The Oklahoma Attorney General ("OAG") recently opined that Oklahoma law does not require out-of-state medical practitioners to possess an Oklahoma license prior to treating Oklahoma residents outside of Oklahoma. Further, no Oklahoma license is required for an out-of-state practitioner to prescribe medication to Oklahoma residents when the patient care occurs outside of Oklahoma, nor is an out-of-state practitioner required to register with the Oklahoma Bureau of Narcotics and Dangerous Drugs ("OBNDD") before sending a prescription for a controlled drug to an Oklahoma pharmacy.
Recently, the Oklahoma State Board of Osteopathic Examiners ("OSBOE") had issued interpretive guidance asserting that an out-of-state osteopathic physician could not prescribe controlled substances to an Oklahoma resident if the physician did not possess an Oklahoma license to practice, although the patient encounter did not occur in Oklahoma. This interpretation disrupted a long-standing practice under which it was assumed that no Oklahoma license was required in such circumstances. In response, the OBNDD indicated that it did not interpret the uniform Controlled Dangerous Substances Act to require an out-of-state practitioner to register with the OBNDD prior to sending a prescription to an Oklahoma pharmacy.
The OAG disagreed with the OSBOE's guidance. Instead, he indicated that Oklahoma professional licensing boards require licenses prior to rendering patient care if the patient is in Oklahoma when receiving health care. This would include practitioners physically present or providing care via telemedicine. The opinion covers doctors practicing allopathic medicine (MDs), doctors practicing osteopathic medicine (DOs), physician assistants (PAs), Advanced Practice Registered Nurses (APRNs), dentists, and veterinarians.

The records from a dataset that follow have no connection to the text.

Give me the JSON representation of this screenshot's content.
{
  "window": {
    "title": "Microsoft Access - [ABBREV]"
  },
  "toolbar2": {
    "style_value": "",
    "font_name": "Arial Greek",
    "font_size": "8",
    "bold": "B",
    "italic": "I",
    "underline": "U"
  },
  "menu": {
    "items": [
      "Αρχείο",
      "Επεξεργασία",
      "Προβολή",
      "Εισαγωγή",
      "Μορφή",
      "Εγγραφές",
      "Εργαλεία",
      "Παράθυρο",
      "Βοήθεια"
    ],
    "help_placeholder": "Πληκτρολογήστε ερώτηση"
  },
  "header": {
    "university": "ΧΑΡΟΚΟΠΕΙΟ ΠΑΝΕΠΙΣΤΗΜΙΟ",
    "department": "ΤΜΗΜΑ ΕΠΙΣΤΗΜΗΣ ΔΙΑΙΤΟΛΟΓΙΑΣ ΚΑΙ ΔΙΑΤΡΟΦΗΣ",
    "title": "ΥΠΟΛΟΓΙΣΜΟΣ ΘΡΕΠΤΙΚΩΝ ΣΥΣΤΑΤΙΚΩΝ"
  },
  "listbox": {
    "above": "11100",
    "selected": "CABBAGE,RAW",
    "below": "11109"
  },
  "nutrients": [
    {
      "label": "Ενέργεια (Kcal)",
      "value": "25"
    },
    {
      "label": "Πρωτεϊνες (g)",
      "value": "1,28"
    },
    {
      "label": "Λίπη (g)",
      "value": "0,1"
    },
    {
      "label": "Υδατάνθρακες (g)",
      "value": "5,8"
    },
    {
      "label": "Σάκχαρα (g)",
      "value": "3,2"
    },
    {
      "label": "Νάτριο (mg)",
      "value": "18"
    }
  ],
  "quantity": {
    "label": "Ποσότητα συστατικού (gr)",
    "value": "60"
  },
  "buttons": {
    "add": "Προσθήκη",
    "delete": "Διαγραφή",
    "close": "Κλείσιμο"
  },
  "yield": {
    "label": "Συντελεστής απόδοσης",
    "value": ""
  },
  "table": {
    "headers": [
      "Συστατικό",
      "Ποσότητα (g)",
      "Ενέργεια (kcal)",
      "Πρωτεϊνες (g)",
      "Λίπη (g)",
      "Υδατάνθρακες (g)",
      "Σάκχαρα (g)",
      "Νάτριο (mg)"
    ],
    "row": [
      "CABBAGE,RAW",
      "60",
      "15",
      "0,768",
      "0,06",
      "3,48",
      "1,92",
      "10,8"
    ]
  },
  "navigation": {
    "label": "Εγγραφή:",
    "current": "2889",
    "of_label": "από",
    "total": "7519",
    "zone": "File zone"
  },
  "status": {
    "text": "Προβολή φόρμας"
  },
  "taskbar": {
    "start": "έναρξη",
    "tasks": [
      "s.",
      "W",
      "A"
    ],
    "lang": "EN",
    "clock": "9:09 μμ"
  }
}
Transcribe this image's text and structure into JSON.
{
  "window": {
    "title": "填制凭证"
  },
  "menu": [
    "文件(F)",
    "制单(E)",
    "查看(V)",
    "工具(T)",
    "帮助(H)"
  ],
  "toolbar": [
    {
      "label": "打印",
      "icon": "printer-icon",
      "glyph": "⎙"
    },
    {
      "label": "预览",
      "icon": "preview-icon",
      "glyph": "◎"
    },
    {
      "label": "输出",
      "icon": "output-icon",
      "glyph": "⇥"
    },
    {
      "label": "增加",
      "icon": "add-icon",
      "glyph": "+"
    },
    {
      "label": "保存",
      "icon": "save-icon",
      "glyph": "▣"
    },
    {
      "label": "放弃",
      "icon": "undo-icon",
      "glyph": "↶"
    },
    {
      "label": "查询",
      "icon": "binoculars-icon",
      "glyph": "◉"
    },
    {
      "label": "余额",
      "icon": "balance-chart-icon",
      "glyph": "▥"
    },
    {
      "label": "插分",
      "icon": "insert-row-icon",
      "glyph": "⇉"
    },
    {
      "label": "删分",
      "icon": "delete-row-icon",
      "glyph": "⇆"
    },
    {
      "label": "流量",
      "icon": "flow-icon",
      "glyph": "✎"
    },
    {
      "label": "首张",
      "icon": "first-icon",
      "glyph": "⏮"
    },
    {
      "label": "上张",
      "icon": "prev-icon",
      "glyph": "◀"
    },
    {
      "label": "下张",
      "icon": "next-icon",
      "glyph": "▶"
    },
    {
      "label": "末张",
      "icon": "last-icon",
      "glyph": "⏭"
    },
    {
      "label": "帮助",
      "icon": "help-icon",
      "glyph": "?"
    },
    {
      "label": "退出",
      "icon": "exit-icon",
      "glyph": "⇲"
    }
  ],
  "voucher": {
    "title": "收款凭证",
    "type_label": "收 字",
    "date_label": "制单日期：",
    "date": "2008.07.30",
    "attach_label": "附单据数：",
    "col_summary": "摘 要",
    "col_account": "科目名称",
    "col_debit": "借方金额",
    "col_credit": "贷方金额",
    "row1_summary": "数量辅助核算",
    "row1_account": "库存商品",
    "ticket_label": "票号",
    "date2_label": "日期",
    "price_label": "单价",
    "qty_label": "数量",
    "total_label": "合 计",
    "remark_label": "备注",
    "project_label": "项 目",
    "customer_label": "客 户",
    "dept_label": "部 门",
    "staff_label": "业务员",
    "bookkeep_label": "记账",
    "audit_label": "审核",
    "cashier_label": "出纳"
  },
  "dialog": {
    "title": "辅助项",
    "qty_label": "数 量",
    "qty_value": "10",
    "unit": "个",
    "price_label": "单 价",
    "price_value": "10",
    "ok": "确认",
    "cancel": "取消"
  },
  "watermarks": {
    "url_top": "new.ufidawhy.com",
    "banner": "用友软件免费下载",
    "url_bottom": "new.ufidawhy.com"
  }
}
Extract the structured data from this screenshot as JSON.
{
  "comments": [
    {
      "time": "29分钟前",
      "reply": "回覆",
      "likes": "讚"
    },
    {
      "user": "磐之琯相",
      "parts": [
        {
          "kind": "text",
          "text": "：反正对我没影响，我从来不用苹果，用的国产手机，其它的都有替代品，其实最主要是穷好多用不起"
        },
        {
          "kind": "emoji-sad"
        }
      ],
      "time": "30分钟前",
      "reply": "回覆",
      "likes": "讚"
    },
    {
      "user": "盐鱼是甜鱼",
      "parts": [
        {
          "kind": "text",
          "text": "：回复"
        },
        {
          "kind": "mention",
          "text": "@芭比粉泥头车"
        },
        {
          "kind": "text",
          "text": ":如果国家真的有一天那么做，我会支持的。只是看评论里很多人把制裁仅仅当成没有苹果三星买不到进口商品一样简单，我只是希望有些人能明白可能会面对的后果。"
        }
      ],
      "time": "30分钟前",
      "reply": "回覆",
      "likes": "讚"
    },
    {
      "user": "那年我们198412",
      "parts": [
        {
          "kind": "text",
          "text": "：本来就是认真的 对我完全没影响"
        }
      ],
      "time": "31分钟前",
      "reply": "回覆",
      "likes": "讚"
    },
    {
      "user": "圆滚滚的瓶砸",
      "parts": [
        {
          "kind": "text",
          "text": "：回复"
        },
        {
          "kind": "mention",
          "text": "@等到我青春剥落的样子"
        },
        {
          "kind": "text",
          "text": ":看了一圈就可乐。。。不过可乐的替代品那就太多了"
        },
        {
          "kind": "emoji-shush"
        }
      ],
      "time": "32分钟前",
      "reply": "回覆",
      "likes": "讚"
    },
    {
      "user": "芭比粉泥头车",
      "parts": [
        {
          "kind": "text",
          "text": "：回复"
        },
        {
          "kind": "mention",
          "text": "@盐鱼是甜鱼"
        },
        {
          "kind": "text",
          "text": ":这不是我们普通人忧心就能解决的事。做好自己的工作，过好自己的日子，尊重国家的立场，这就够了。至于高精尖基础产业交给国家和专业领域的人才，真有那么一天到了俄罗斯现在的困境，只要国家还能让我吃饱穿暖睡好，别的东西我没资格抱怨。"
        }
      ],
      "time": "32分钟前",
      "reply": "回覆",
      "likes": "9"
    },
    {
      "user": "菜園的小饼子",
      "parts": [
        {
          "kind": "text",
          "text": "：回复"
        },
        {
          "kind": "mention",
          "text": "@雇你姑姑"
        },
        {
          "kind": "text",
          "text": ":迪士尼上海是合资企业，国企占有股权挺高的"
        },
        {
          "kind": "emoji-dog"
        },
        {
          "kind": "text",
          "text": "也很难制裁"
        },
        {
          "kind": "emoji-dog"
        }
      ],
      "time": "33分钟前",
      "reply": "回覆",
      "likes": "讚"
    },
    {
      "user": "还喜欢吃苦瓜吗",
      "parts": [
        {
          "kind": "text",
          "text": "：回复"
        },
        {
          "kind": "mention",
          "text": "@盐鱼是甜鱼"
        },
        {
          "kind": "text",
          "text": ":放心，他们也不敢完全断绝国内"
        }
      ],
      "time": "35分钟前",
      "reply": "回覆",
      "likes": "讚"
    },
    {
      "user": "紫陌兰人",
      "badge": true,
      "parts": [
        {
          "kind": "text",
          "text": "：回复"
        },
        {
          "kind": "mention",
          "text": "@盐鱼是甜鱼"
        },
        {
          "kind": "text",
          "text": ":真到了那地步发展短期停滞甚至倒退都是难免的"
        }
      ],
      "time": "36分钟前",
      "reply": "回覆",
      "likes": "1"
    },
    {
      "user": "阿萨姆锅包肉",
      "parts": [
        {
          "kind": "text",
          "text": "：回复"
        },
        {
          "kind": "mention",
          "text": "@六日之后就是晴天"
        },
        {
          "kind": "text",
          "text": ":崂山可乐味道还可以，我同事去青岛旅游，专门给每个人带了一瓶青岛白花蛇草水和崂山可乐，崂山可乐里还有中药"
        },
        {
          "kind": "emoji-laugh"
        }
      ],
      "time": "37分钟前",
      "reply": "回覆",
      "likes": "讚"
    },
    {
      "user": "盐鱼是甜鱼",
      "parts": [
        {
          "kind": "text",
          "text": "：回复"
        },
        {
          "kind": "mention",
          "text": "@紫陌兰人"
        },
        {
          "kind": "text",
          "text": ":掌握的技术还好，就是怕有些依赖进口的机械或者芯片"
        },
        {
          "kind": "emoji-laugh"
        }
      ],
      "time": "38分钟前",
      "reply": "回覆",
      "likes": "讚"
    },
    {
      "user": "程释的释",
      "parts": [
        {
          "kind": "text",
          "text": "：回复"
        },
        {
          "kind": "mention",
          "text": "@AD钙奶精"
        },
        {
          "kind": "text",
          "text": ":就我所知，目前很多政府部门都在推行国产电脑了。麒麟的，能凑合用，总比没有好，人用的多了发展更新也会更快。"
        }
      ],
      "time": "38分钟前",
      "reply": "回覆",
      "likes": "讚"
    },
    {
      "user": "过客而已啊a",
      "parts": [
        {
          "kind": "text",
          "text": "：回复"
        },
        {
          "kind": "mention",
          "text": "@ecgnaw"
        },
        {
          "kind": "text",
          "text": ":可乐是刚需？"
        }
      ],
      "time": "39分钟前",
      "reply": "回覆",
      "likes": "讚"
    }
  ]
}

Additionally, the OAG confirmed the position of OBNDD that no Oklahoma registration is required to prescribe a drug or to send a prescription to be filled in Oklahoma for an out-of-state practitioner seeing an Oklahoma patient outside of the state.
The opinion is significant because many Oklahomans live in rural areas near a state border. As many of these areas are designated as Health Professional Shortage Areas, the closest healthcare may be in a neighboring state. Requiring practitioners who practice exclusively out of state to be licensed or registered in Oklahoma would no doubt reduce the number of practitioners who would accept Oklahoma residents as patients in areas that are already underserved.
In a footnote, the OAG raised an issue an issue outside the scope of the inquiry that was implicated by the inquiry: whether a pharmacist licensed by the Oklahoma Pharmacy Board may fill a prescription written or issued by a practitioner (other than an APRN or PA) licensed in another state but not in Oklahoma. While suggesting that such practice may be permitted under the Oklahoma Pharmacy Act as written, the OAG encouraged the Legislature to examine Oklahoma laws regarding prescribing and dispensing authority and provide unambiguous direction.